Russia’s black metal outfit Second to Sun are busy bees indeed, they churn out records at quite a fast pace. 2011 was the founding year of the band, and since then they have released 9 full lengths and 3 EPs. Not even a full decade into their existence, they now gift us with their tenth album Leviathan.
They clearly have been using their extensive practice with releasing music to also hone their production skills. Guitarist/songwriter Vladimir Lehtinen is the band’s own sound engineer, and he mixed and mastered this release. The sound is heavy, very modern, polished and extremely professional. Now “polished” might not be the sound you look for in your black metal, but it works with the style the band utilizes. On Leviathan Second to Sun blend black metal tremolo picking and vocals with synth ambience and atmosphere similar to what you might find on a Kardashev record. It is a quite unique sound, at least to me, but it works. I get a distinctly industrial vibe from this, which is a nice alternation from the “usual” style that most black metal bands employ. So while I love well done traditional black metal and low-fi production to death, this is the perfect weapon of choice for when you want to spice things up a bit.
Leviathan consists of 9 songs that sum up to 49 minutes, and has quite enough variety to keep you engaged throughout its running time. There’s slow and stomping tracks that heavily weigh down on you, and there’s fast and frantic blast beat orgies. The songwriting is varied and well done. Next to aforementioned Vladimir Lehtinen on guitars and responsible for songwriting and production, we have 3 other members to mention.
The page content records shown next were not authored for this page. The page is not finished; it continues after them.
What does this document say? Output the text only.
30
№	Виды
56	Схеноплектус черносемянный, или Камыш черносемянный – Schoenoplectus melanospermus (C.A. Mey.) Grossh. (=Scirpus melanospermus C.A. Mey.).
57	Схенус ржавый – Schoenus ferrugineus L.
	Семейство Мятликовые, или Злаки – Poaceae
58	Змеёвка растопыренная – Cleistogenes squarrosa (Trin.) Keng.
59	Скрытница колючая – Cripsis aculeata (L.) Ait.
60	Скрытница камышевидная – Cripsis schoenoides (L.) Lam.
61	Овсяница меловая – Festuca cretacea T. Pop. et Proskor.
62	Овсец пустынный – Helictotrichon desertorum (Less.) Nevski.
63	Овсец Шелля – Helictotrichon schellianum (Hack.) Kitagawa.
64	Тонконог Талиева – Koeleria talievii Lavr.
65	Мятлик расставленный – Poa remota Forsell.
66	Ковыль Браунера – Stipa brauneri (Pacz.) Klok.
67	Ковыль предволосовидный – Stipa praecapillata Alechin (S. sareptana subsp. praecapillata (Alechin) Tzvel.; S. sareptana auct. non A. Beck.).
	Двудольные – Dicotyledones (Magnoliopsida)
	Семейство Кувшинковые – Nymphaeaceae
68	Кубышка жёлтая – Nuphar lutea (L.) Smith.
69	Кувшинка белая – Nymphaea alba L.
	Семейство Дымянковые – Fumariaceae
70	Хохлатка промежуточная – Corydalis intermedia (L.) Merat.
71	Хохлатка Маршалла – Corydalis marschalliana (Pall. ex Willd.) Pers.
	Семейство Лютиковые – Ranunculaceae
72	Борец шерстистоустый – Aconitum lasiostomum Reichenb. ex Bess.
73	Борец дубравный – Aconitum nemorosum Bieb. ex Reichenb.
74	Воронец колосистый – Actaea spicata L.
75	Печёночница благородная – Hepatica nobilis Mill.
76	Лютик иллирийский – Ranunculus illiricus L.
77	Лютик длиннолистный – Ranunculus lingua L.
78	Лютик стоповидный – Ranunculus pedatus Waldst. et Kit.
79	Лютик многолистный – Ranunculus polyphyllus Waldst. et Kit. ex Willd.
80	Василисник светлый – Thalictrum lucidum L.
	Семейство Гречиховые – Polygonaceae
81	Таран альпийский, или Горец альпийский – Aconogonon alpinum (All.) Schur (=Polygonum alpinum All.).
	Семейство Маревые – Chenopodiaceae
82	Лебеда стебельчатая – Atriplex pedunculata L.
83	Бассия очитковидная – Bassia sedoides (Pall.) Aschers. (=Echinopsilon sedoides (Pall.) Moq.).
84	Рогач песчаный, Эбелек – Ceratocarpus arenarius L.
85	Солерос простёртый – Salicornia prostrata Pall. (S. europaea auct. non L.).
Theodor Borovski is responsible for drums, and while he definitely delivers, unfortunately his work does not feel as impressive as it probably should. That’s the downside of such a modern and almost sterile production for me. The drums lack the dynamics of a real kit and therefore might as well be programmed. I have similar problems with the bass by Maxim – he is almost inaudible most of the time, which is the eternal curse of any ultra-modern, compressed metal mix – you might feel him, but you don’t really hear him. Last but not least we have Gleb Sysoev, Maxim’s brother, who delivers an impressive show on vocals. Boy oh boy, this man can scream.
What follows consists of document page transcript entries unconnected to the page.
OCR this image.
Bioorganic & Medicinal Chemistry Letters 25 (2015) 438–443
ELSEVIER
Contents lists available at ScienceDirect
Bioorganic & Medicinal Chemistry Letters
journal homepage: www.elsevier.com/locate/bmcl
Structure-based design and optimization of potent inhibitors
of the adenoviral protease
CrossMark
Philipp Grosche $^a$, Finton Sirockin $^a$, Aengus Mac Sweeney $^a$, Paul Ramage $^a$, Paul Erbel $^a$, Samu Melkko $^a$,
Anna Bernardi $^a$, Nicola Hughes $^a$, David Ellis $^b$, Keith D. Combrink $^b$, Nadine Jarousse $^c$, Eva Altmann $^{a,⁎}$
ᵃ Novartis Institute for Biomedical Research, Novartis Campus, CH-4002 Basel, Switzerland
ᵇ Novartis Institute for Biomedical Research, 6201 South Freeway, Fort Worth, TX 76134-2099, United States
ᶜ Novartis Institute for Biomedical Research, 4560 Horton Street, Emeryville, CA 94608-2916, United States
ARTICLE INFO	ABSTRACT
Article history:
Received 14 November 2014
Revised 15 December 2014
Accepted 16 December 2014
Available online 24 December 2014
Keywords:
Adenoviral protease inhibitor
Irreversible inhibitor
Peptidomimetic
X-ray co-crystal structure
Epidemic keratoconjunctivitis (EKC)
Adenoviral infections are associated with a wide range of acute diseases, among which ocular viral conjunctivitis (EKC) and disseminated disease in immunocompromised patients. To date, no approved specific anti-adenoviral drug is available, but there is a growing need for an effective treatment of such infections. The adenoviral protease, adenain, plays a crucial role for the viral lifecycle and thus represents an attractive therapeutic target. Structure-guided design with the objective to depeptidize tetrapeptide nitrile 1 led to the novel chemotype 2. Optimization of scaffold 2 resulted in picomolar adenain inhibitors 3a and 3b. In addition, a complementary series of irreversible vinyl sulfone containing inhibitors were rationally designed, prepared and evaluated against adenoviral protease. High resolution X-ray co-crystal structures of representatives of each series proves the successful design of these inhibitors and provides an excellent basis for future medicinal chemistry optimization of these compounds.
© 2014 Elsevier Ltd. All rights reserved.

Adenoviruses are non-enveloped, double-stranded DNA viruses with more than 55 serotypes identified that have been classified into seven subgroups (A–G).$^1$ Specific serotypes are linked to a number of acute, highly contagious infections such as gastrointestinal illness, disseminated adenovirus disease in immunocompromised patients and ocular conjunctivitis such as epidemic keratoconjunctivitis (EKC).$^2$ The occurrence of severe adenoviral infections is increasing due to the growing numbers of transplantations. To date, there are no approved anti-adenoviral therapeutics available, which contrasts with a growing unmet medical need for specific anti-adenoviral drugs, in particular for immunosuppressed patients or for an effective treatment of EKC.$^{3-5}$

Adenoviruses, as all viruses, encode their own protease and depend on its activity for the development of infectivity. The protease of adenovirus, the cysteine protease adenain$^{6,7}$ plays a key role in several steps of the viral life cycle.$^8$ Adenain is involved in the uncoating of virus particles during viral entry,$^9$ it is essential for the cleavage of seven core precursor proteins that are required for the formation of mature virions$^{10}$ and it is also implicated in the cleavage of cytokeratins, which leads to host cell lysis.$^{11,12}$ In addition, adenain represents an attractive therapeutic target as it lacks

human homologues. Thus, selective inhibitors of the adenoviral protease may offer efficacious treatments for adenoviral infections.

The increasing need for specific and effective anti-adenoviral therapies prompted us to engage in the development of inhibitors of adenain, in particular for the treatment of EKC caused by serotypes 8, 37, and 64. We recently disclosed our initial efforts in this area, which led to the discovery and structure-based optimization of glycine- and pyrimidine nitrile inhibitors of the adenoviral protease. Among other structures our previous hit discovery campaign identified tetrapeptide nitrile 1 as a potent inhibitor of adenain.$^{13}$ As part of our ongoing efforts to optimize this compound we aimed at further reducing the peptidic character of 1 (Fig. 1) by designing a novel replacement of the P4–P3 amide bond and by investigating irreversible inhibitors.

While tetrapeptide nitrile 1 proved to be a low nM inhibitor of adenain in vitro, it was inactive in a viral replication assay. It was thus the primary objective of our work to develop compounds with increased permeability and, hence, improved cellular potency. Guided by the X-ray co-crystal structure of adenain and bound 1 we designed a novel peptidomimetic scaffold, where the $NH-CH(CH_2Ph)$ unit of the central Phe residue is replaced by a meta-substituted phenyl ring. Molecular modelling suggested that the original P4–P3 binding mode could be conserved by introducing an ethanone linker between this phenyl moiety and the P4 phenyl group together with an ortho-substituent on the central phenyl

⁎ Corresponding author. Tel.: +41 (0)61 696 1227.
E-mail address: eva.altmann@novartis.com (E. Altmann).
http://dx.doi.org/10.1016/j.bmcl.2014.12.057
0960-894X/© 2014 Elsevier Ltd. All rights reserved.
Overall I give a clear recommendation for Leviathan. Its modern style and production might scare off black metal purists, but for me it works as an alternative besides my usual choices. Leviathan could also work as pretty heavy-hitting gateway drug to any metal head more familiar with popular metal that hitherto could not get around the low-fi production of many black metal bands. Either way, it’s a damn good record.